世のため人のために貢献する【経営のヒント 651】
今回も「どのように人間学を学ぶのか」という観点からお伝えしたいと思います。以下に示すように、昨年後半から取り組んでいる<人間学マップ>の3つの大項目の一つです。
<人間学マップの項目>
(1)なぜ人間学を学ぶのか
(2)どのように人間学を学ぶのか
(3)人間とは何を学ぶのか
(2)「どのように人間学を学ぶのか」についてこれまで人と書物から学ぶことについて何回かに分けて書いてきました。「学ぶ」という言葉は、何かの情報を手にするという面とその情報を身体能力として身につけるという側面があります。人と書物から学ぶといった場合、前者の側面に重きが置かれています。
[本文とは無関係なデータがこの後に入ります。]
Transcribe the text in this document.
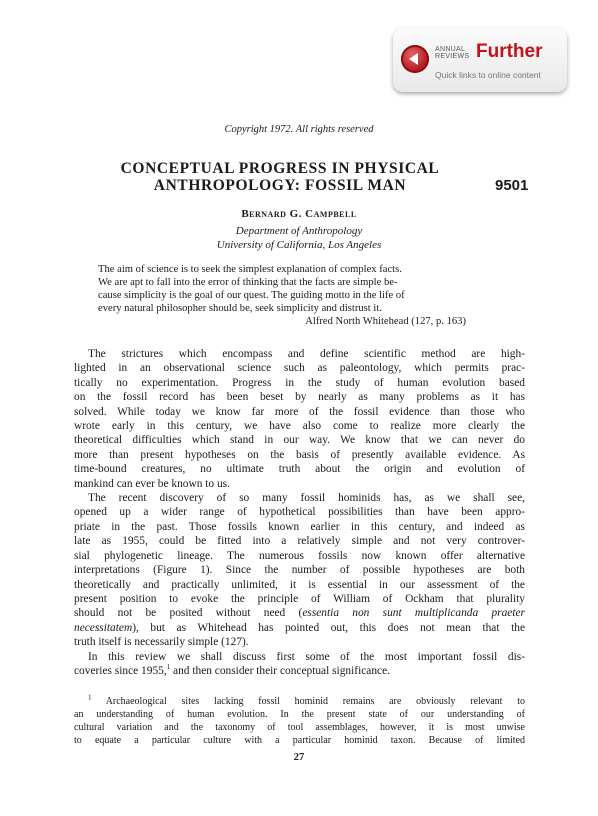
ANNUAL
REVIEWS Further
Quick links to online content
Copyright 1972. All rights reserved
CONCEPTUAL PROGRESS IN PHYSICAL
ANTHROPOLOGY: FOSSIL MAN	9501
Bernard G. Campbell
Department of Anthropology
University of California, Los Angeles
The aim of science is to seek the simplest explanation of complex facts.
We are apt to fall into the error of thinking that the facts are simple be-
cause simplicity is the goal of our quest. The guiding motto in the life of
every natural philosopher should be, seek simplicity and distrust it.
Alfred North Whitehead (127, p. 163)

The strictures which encompass and define scientific method are high-
lighted in an observational science such as paleontology, which permits prac-
tically no experimentation. Progress in the study of human evolution based
on the fossil record has been beset by nearly as many problems as it has
solved. While today we know far more of the fossil evidence than those who
wrote early in this century, we have also come to realize more clearly the
theoretical difficulties which stand in our way. We know that we can never do
more than present hypotheses on the basis of presently available evidence. As
time-bound creatures, no ultimate truth about the origin and evolution of
mankind can ever be known to us.

The recent discovery of so many fossil hominids has, as we shall see,
opened up a wider range of hypothetical possibilities than have been appro-
priate in the past. Those fossils known earlier in this century, and indeed as
late as 1955, could be fitted into a relatively simple and not very controver-
sial phylogenetic lineage. The numerous fossils now known offer alternative
interpretations (Figure 1). Since the number of possible hypotheses are both
theoretically and practically unlimited, it is essential in our assessment of the
present position to evoke the principle of William of Ockham that plurality
should not be posited without need (essentia non sunt multiplicanda praeter
necessitatem), but as Whitehead has pointed out, this does not mean that the
truth itself is necessarily simple (127).

In this review we shall discuss first some of the most important fossil dis-
coveries since 1955,$^1$ and then consider their conceptual significance.

$^1$ Archaeological sites lacking fossil hominid remains are obviously relevant to
an understanding of human evolution. In the present state of our understanding of
cultural variation and the taxonomy of tool assemblages, however, it is most unwise
to equate a particular culture with a particular hominid taxon. Because of limited
27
ドラッカー教授の次の言葉は、そのことを表しています。
知識は、本の中にはない。本の中にあるのは情報である。知識はそれらの情報を仕事や成果に結びつける能力である。
『創造する経営者』
能力化する過程で重要なことは、仕事をとおして身につけるということです。人間学では「時処位の限定」という言葉があります。「いまここその役割で」という意味です。その人が能力を身につける機会は、将来のどこかではなく、常に「いまここその役割で」ということです。
どんな仕事でも真剣に取り組むことで仕事をとおして能力が高まり、その結果として人間的な成長に結びつくのです。
一灯照隅という言葉は、「時処位の限定」の考え方をよく表しています。一灯照隅を説明した安岡正篤先生の言葉です。
「賢は賢なりに、愚は愚なりに、一つのことを何十年と継続していけば、必ずものになるものだ。別に偉い人になる必要はないではないか。社会のどこにあっても、その立場立場においてなくてはならぬ人になる。その仕事を通じて世のため人のために貢献する。そういう生き方を考えなければならない」。
ドラッカー教授の「貢献」という言葉にも、同じ考え方が含まれています。
貢献に焦点を合わせることによって、自らの狭い専門やスキルや部門ではなく、組織全体の成果に注意を向けるようになる。成果が存在する唯一の場所である外の世界に注意を向ける。
『経営者の条件』
「世のため人のために貢献する」とは、組織の外の世界で成果をあげることです。自分のためではなく他人のために働くことで真の学びが身につくのです。学びは、仕事という実践をとおしてしか身につかないのです。心して日々の仕事に臨みたいものです。